Wednesday 10 August 2011

46 Million People are on Food Stamps in the United States

 


The number of people on food stamps in the United States exploded in May 2011.

There were 312,240,000 people in the United States, mid May. 45,753,078 of them were on food stamps. That’s 14.7% of all Americans on food stamps. The average monthly amount? $133.80.

This is the new economic metric, how many people are so poor, so broke, they qualify and use food stamps. The data is hard to find, not explained and located on the USDA site.

That’s 2.5% increase from just last month and a 12.1% increase from May of last year!

Even more telling the amount of people on food stamps has increased 69.4% since October 2007. Since the so-called end of the Great Recession, people on food stamps has increased 28.5%.

Alabama food stamp usage increased 102.9% in one month or by 893,668 people. That’s right, after tornadoes swept through the region and the press leaves the area, devastation rolls on.

Without Alabama the food stamp monthly increase would have been 0.5% from last month.

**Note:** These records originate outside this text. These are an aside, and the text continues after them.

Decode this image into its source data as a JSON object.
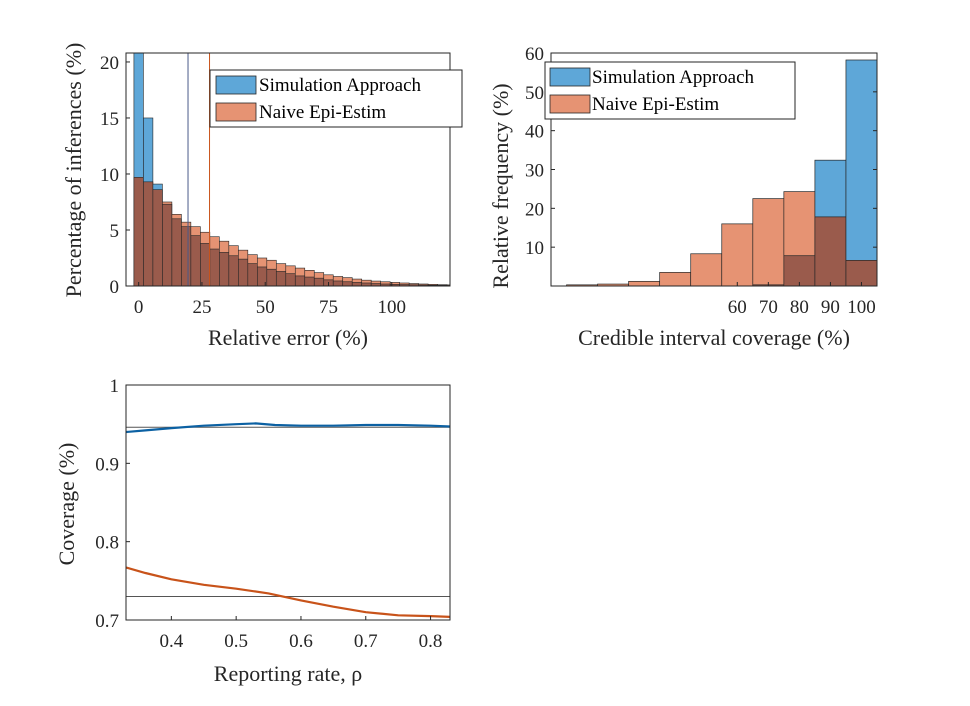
{
  "colors": {
    "sim": "#5ea7d8",
    "naive": "#e69373",
    "overlap": "#9a5b4c",
    "sim_line": "#0c61a3",
    "naive_line": "#c8531a",
    "axis": "#262626"
  },
  "chart_data": [
    {
      "type": "bar",
      "xlabel": "Relative error (%)",
      "ylabel": "Percentage of inferences (%)",
      "xlim": [
        -5,
        123
      ],
      "ylim": [
        0,
        20.8
      ],
      "xticks": [
        "0",
        "25",
        "50",
        "75",
        "100"
      ],
      "yticks": [
        "0",
        "5",
        "10",
        "15",
        "20"
      ],
      "bin_width": 3.75,
      "bin_start": -1.875,
      "series": [
        {
          "name": "Simulation Approach",
          "values": [
            20.8,
            15.0,
            9.1,
            7.3,
            6.0,
            5.3,
            4.5,
            3.8,
            3.3,
            3.0,
            2.7,
            2.4,
            2.0,
            1.7,
            1.5,
            1.3,
            1.1,
            0.9,
            0.8,
            0.7,
            0.55,
            0.45,
            0.38,
            0.32,
            0.27,
            0.22,
            0.18,
            0.15,
            0.13,
            0.11,
            0.09,
            0.07,
            0.06,
            0.05
          ]
        },
        {
          "name": "Naive Epi-Estim",
          "values": [
            9.7,
            9.3,
            8.6,
            7.5,
            6.4,
            5.7,
            5.3,
            4.8,
            4.4,
            4.0,
            3.6,
            3.2,
            2.8,
            2.5,
            2.3,
            2.0,
            1.8,
            1.6,
            1.4,
            1.2,
            1.0,
            0.85,
            0.75,
            0.62,
            0.52,
            0.44,
            0.38,
            0.32,
            0.27,
            0.22,
            0.18,
            0.15,
            0.12,
            0.1
          ]
        }
      ],
      "vlines": [
        {
          "series": "Simulation Approach",
          "x": 19.5
        },
        {
          "series": "Naive Epi-Estim",
          "x": 28
        }
      ],
      "legend": "top-right"
    },
    {
      "type": "bar",
      "xlabel": "Credible interval coverage (%)",
      "ylabel": "Relative frequency (%)",
      "xlim": [
        0,
        105
      ],
      "ylim": [
        0,
        60
      ],
      "xticks": [
        "60",
        "70",
        "80",
        "90",
        "100"
      ],
      "yticks": [
        "10",
        "20",
        "30",
        "40",
        "50",
        "60"
      ],
      "bin_width": 10,
      "bin_starts": [
        5,
        15,
        25,
        35,
        45,
        55,
        65,
        75,
        85,
        95
      ],
      "series": [
        {
          "name": "Simulation Approach",
          "values": [
            0,
            0,
            0,
            0,
            0,
            0,
            0.3,
            7.8,
            32.4,
            58.2
          ]
        },
        {
          "name": "Naive Epi-Estim",
          "values": [
            0.3,
            0.5,
            1.2,
            3.5,
            8.3,
            16.0,
            22.5,
            24.3,
            17.8,
            6.6
          ]
        }
      ],
      "legend": "top-left"
    },
    {
      "type": "line",
      "xlabel": "Reporting rate, ρ",
      "ylabel": "Coverage (%)",
      "xlim": [
        0.33,
        0.83
      ],
      "ylim": [
        0.7,
        1.0
      ],
      "xticks": [
        "0.4",
        "0.5",
        "0.6",
        "0.7",
        "0.8"
      ],
      "yticks": [
        "0.7",
        "0.8",
        "0.9",
        "1"
      ],
      "hlines": [
        0.946,
        0.73
      ],
      "series": [
        {
          "x": [
            0.33,
            0.36,
            0.4,
            0.45,
            0.5,
            0.53,
            0.56,
            0.6,
            0.65,
            0.7,
            0.75,
            0.8,
            0.83
          ],
          "values": [
            0.94,
            0.942,
            0.945,
            0.948,
            0.95,
            0.951,
            0.949,
            0.948,
            0.948,
            0.949,
            0.949,
            0.948,
            0.947
          ]
        },
        {
          "x": [
            0.33,
            0.36,
            0.4,
            0.45,
            0.5,
            0.55,
            0.6,
            0.65,
            0.7,
            0.75,
            0.8,
            0.83
          ],
          "values": [
            0.767,
            0.76,
            0.752,
            0.745,
            0.74,
            0.734,
            0.725,
            0.717,
            0.71,
            0.706,
            0.705,
            0.704
          ]
        }
      ]
    }
  ]
}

Regardless of the emergency assistance for Alabama pushing up the numbers, the statistics are still bleak and damning across the board. Below is the yearly percentage increase in food stamps for each State. 22 States had > 10% increases in food stamps usage and only North Dakota showed a decline of -0.1%. Every other State’s food stamp participation increased from a year ago.

Last May, Congress, yes our lovely non-responsive Congress was literally considering cutting food stamps:

Nutrition assistance now accounts for more than half — or about 67 percent — of the USDA’s budget, compared with 26 percent in 1980. That shift in focus, critics say, is ineffective because it hasn’t put a dent in poverty or hunger in the United States while taking away money from other programs, specifically agricultural programs that should be the main focus of the agency.

Even “at a time of prosperity, we have increased the amount of money we are spending for people to buy food,” said Harold Brown, an agriculture scientist and adjunct scholar at the Georgia Public Policy Foundation. “The appropriation of money by Congress has never solved poverty or the resulting problems of poverty. When President Johnson declared war on poverty a half century ago nearly, we thought we saw the end of it as far as food and nutrition goes. For the Department of Agriculture, we only saw the beginning.”

The Republicans’ 2012 budget plan proposes changing SNAP from an entitlement to a block-grant program that would be tailored for each individual state, much like their proposal for Medicaid. States would no longer receive open-ended subsidies and the aid would be contingent on work or job training. It would also limit funding for the program.

Oh, food stamps never solved poverty, therefore people should starve. Love the logic!